A firm belief held by a majority of the Malagasy people is centralised around the power of the dead. Somebody passes away? They aren’t distraught or mournful, but rather rejoice in the occasion.
This is due to the belief that their ancestors turn from soul to spirit, and continue to live on with us in this world. Simply at a higher state of being.
Isn’t that just beautiful?
Though that doesn’t just mean they are to be respected, but also obeyed. The Malagasy follow what are known as the “fady”. These are a different sets of rules put in place by each families’ ancestors. These rules make certain actions forbidden, and govern the lives of these folk.
There is, however, a large percentage of the people dedicated to the Christian faith. French missionaries spread their word since as far back as 1895, when Madagascar was officially under French rule. They soon gathered several believers, who continued to spread what they had learnt. French is also the islands official language, with its second being Malagasy.
The island is the world’s main supplier of vanilla, cloves and ylang-ylang (a tree whose flowers contain essential oils used for aromatherapy and in fragrances). Madagascar also produces coffee, lychees and shrimp. Though despite their variety, the lands aren’t just known for their abundance of food products, but also for supplying half of the worlds sapphires and many other semi-precious stones.
The street markets blend the new and the old with a hearty helping of tropical paradise. The colours, sights and smells mix to form a vibrant atmosphere totally unique to the island.

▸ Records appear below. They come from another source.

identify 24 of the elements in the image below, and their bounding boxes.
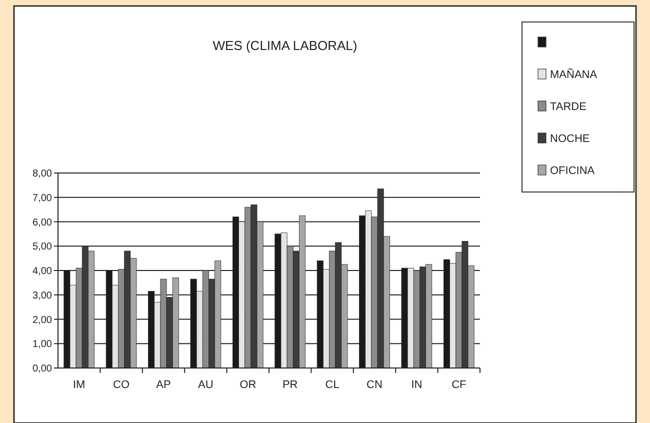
y-tick-label: 3,00 [32, 290, 52, 302]
x-tick-label: IN [411, 379, 422, 391]
chart-title: WES (CLIMA LABORAL) [212, 38, 358, 53]
y-tick-label: 2,00 [32, 314, 52, 326]
y-tick-label: 5,00 [32, 242, 52, 253]
x-tick-label: IM [72, 379, 86, 391]
y-tick-label: 1,00 [32, 339, 52, 350]
x-tick-label: AU [198, 379, 214, 391]
y-tick-label: 8,00 [32, 168, 52, 180]
legend-label: MAÑANA [550, 68, 598, 81]
legend-label: TARDE [550, 100, 586, 113]
x-tick-label: CF [452, 379, 467, 391]
legend-label: OFICINA [550, 164, 596, 177]
x-tick-label: AP [156, 379, 171, 391]
x-tick-label: CO [113, 379, 130, 391]
x-tick-label: OR [240, 379, 256, 391]
x-tick-label: PR [282, 379, 298, 391]
x-tick-label: CN [366, 379, 382, 391]
y-tick-label: 7,00 [32, 192, 52, 204]
y-tick-label: 6,00 [32, 217, 52, 228]
legend-label: NOCHE [550, 132, 590, 145]
y-tick-label: 4,00 [32, 266, 52, 277]
x-tick-label: CL [325, 379, 340, 391]
y-tick-label: 0,00 [32, 364, 52, 374]
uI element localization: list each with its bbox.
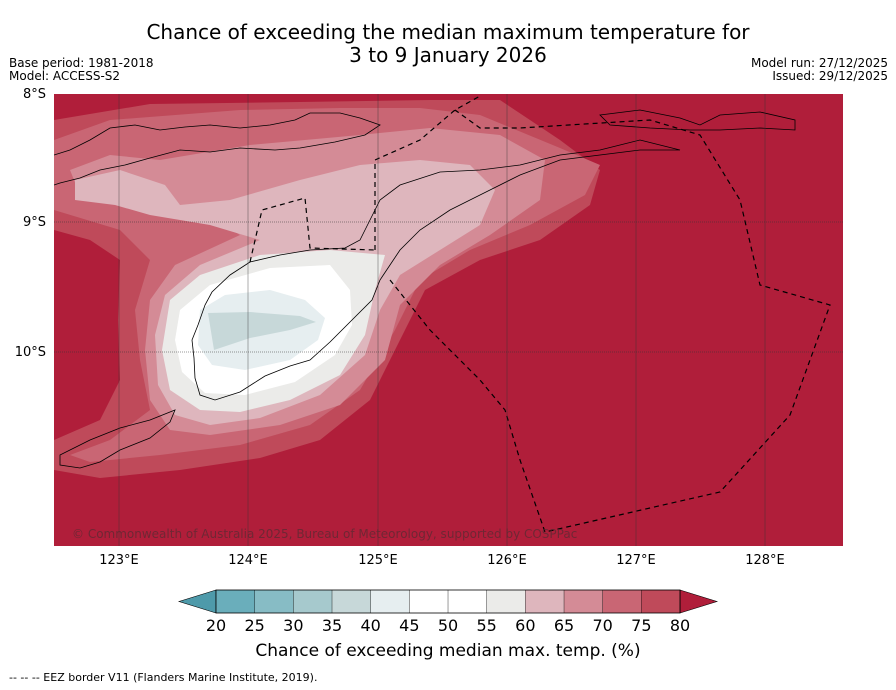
colorbar-segment bbox=[564, 590, 603, 613]
lon-label-128e: 128°E bbox=[745, 553, 785, 568]
colorbar-tick-label: 60 bbox=[515, 616, 536, 635]
eez-border bbox=[249, 95, 831, 533]
colorbar-segment bbox=[254, 590, 294, 613]
base-period: Base period: 1981-2018 bbox=[9, 56, 154, 70]
meta-left: Base period: 1981-2018 Model: ACCESS-S2 bbox=[9, 57, 154, 83]
colorbar-segment bbox=[370, 590, 410, 613]
flores-coastline bbox=[54, 112, 381, 186]
colorbar-tick-label: 65 bbox=[553, 616, 575, 635]
lon-label-126e: 126°E bbox=[487, 553, 527, 568]
colorbar-tick-label: 30 bbox=[283, 616, 304, 635]
colorbar-tick-label: 20 bbox=[205, 616, 227, 635]
colorbar bbox=[177, 589, 719, 614]
lon-label-123e: 123°E bbox=[99, 553, 139, 568]
lon-label-127e: 127°E bbox=[616, 553, 656, 568]
colorbar-segment bbox=[486, 590, 526, 613]
colorbar-segment bbox=[409, 590, 449, 613]
colorbar-tick-label: 80 bbox=[669, 616, 691, 635]
map-title-line1: Chance of exceeding the median maximum t… bbox=[146, 20, 750, 44]
colorbar-tick-label: 70 bbox=[592, 616, 613, 635]
colorbar-extend-low bbox=[177, 589, 217, 614]
map-title-line2: 3 to 9 January 2026 bbox=[349, 43, 547, 67]
colorbar-tick-label: 75 bbox=[631, 616, 652, 635]
copyright-notice: © Commonwealth of Australia 2025, Bureau… bbox=[72, 527, 578, 541]
lat-label-8s: 8°S bbox=[22, 87, 46, 102]
colorbar-tick-label: 35 bbox=[321, 616, 343, 635]
lon-label-125e: 125°E bbox=[358, 553, 398, 568]
model-name: Model: ACCESS-S2 bbox=[9, 69, 121, 83]
meta-right: Model run: 27/12/2025 Issued: 29/12/2025 bbox=[751, 57, 888, 83]
colorbar-tick-label: 55 bbox=[476, 616, 497, 635]
colorbar-segment bbox=[448, 590, 487, 613]
colorbar-segment bbox=[641, 590, 681, 613]
colorbar-tick-label: 50 bbox=[437, 616, 459, 635]
colorbar-segment bbox=[525, 590, 565, 613]
contour-40 bbox=[208, 312, 316, 350]
colorbar-extend-high bbox=[679, 589, 719, 614]
lat-label-10s: 10°S bbox=[14, 345, 46, 360]
colorbar-segment bbox=[602, 590, 642, 613]
map-panel bbox=[54, 94, 843, 546]
issued-date: Issued: 29/12/2025 bbox=[772, 69, 888, 83]
colorbar-tick-label: 25 bbox=[244, 616, 265, 635]
rote-coastline bbox=[59, 409, 176, 469]
lon-label-124e: 124°E bbox=[228, 553, 268, 568]
timor-coastline bbox=[191, 139, 681, 401]
wetar-coastline bbox=[599, 109, 796, 131]
colorbar-segment bbox=[216, 590, 255, 613]
colorbar-segment bbox=[293, 590, 333, 613]
eez-footnote: -- -- -- EEZ border V11 (Flanders Marine… bbox=[9, 671, 318, 684]
colorbar-label: Chance of exceeding median max. temp. (%… bbox=[255, 641, 641, 661]
lat-label-9s: 9°S bbox=[22, 215, 46, 230]
colorbar-tick-label: 40 bbox=[360, 616, 381, 635]
colorbar-tick-label: 45 bbox=[399, 616, 420, 635]
colorbar-segment bbox=[332, 590, 371, 613]
model-run: Model run: 27/12/2025 bbox=[750, 56, 888, 70]
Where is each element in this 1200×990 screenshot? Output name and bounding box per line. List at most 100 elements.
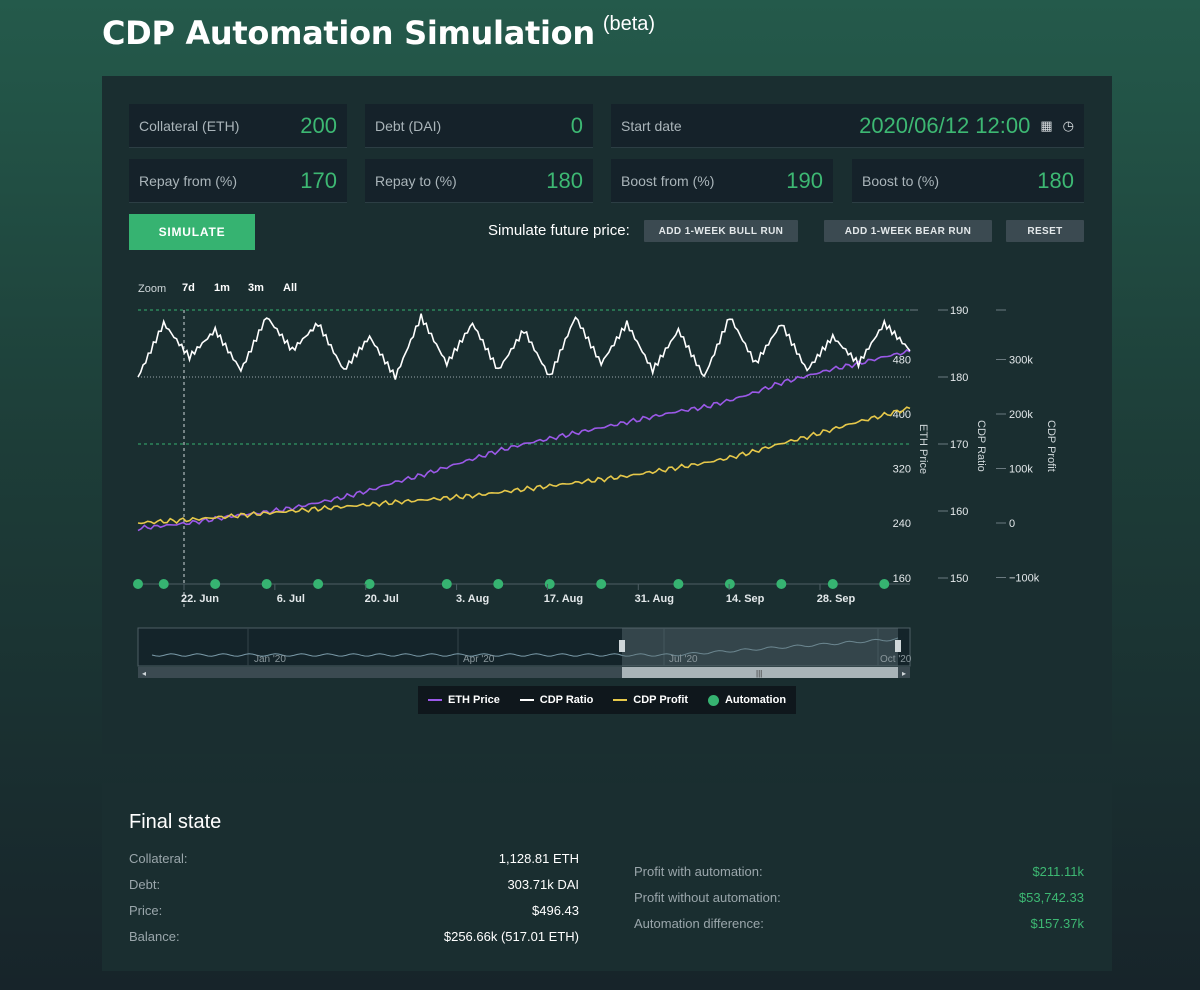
automation-marker[interactable]: [544, 579, 555, 589]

Descendants of the Malagasy people are known to have colonised in different areas of France and Europe. Some are even known to live off the northern coast of Peru. These people have moulded their culture with that of the area they now inhabit, and now hold a strong population of over 7000.
The people of Madagascar are rich in culture and heritage, and with a history filled with triumphs and woe, it’s easy to get lost in the many tales they have to tell.